Meningkatkan kualitas sumber daya alam terutama tanah dan air. Banyaknya jenis tanaman yang dapat ditanam dalam satu area lahan pertanian atau hutan dapat membantu dalam konversi tanah dan air. Jenis tanaman yang digunakan dapat mendorong kesuburan tanah serta mengikat tanah agar tidak mudah erosi dan menjaga kelangsungan air tanah melalui akar kuatnya.
 
Meningkatkan kesejahteraan masyarakat dengan hasil tanaman yang berlimpah.

Tipe Sistem Agroforestri di Indonesia
Terdapat beberapa tipe sistem agroforestri yang diterapkan masyarakat Indonesia untuk memaksimalkan lahan dan mengoptimalkan hasil. Sistem tradisionalnya turut dipengaruhi oleh sistem kultural yang ada di daerah tersebut.
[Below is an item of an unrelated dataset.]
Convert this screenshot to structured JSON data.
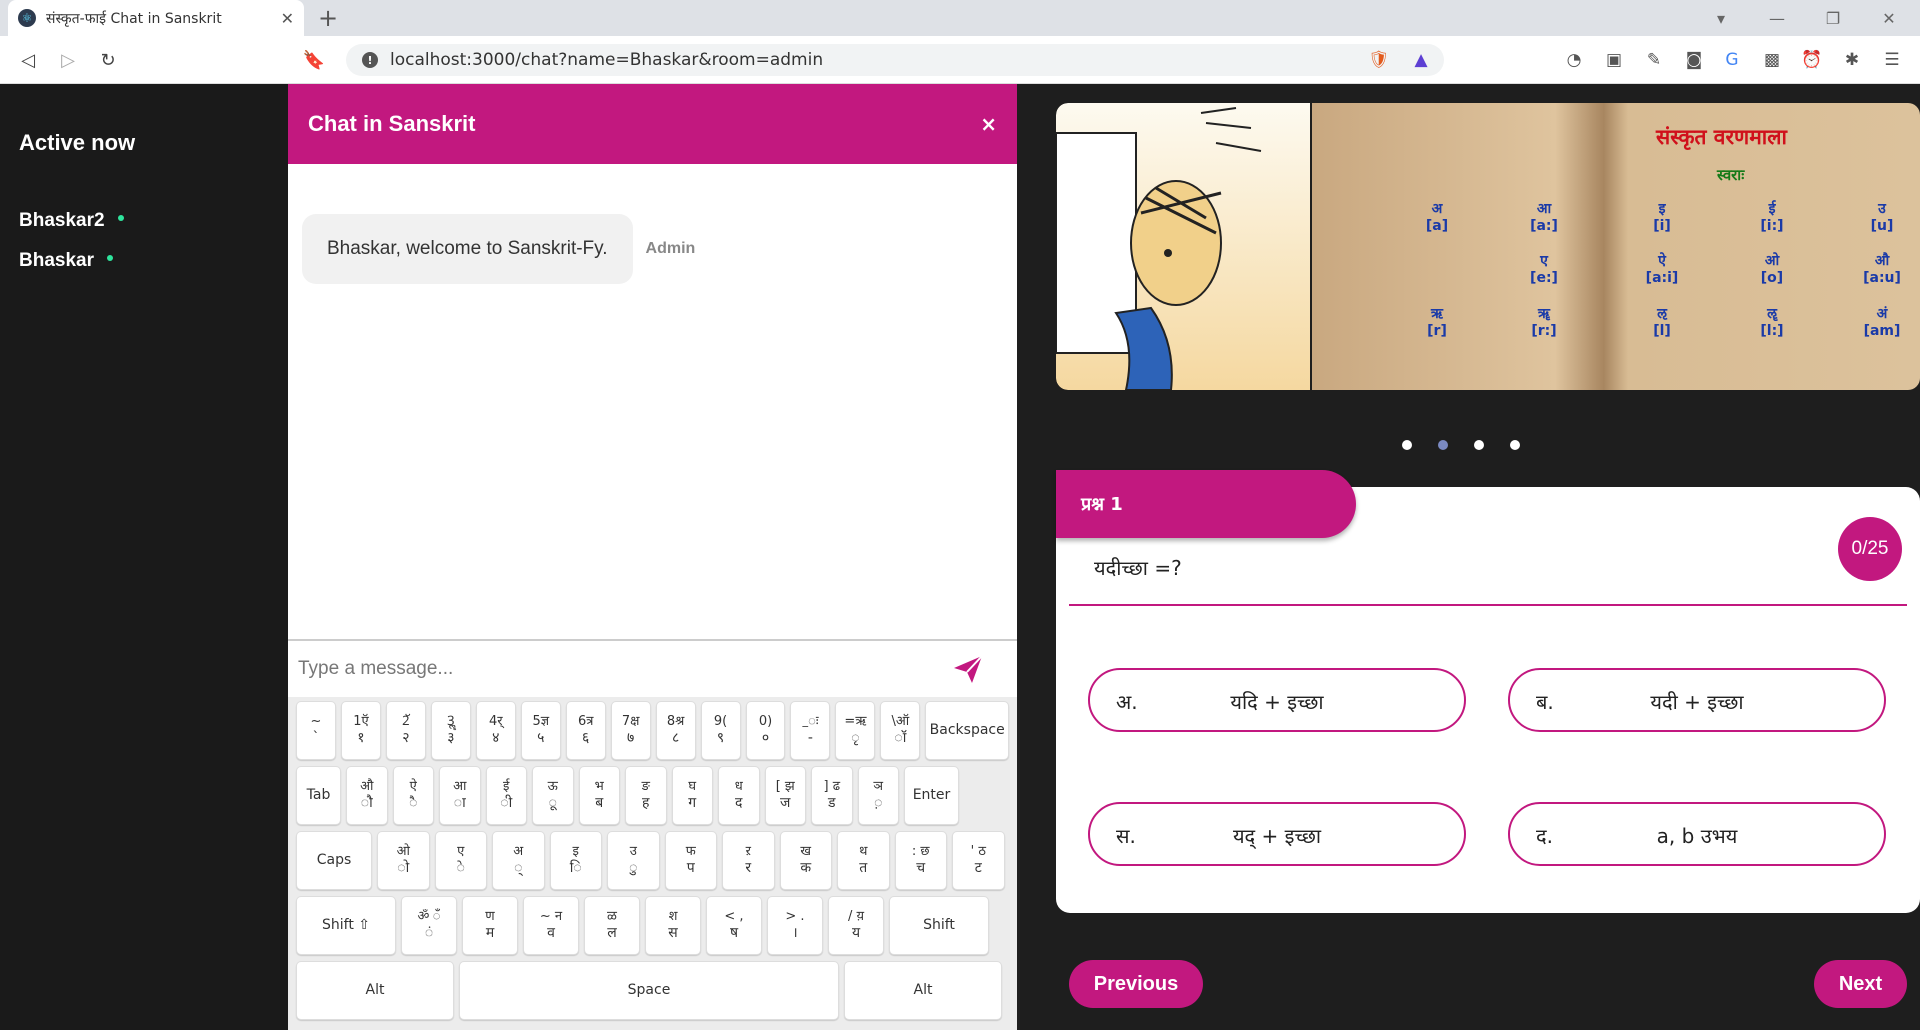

Selain diterapkan pada lahan pertanian di lahan pribadi, sistem agroforestri yang berkembang juga kerap dipadukan dalam program-program pengembangan hutan. Berikut beberapa sistem agroforestri di Indonesia di antaranya,
1. Sistem Pekarangan  
Sistem pekarangan mengadopsi agroforestri dengan menanam tanaman campuran seperti tanaman tahunan, tanaman umur panjang, dan ternak di lahan pekarangan pribadi. Metode ini banyak dijumpai di daerah Jawa Tengah, Jawa Barat, dan Jawa Timur pada pertengahan abad kedelapan belas.  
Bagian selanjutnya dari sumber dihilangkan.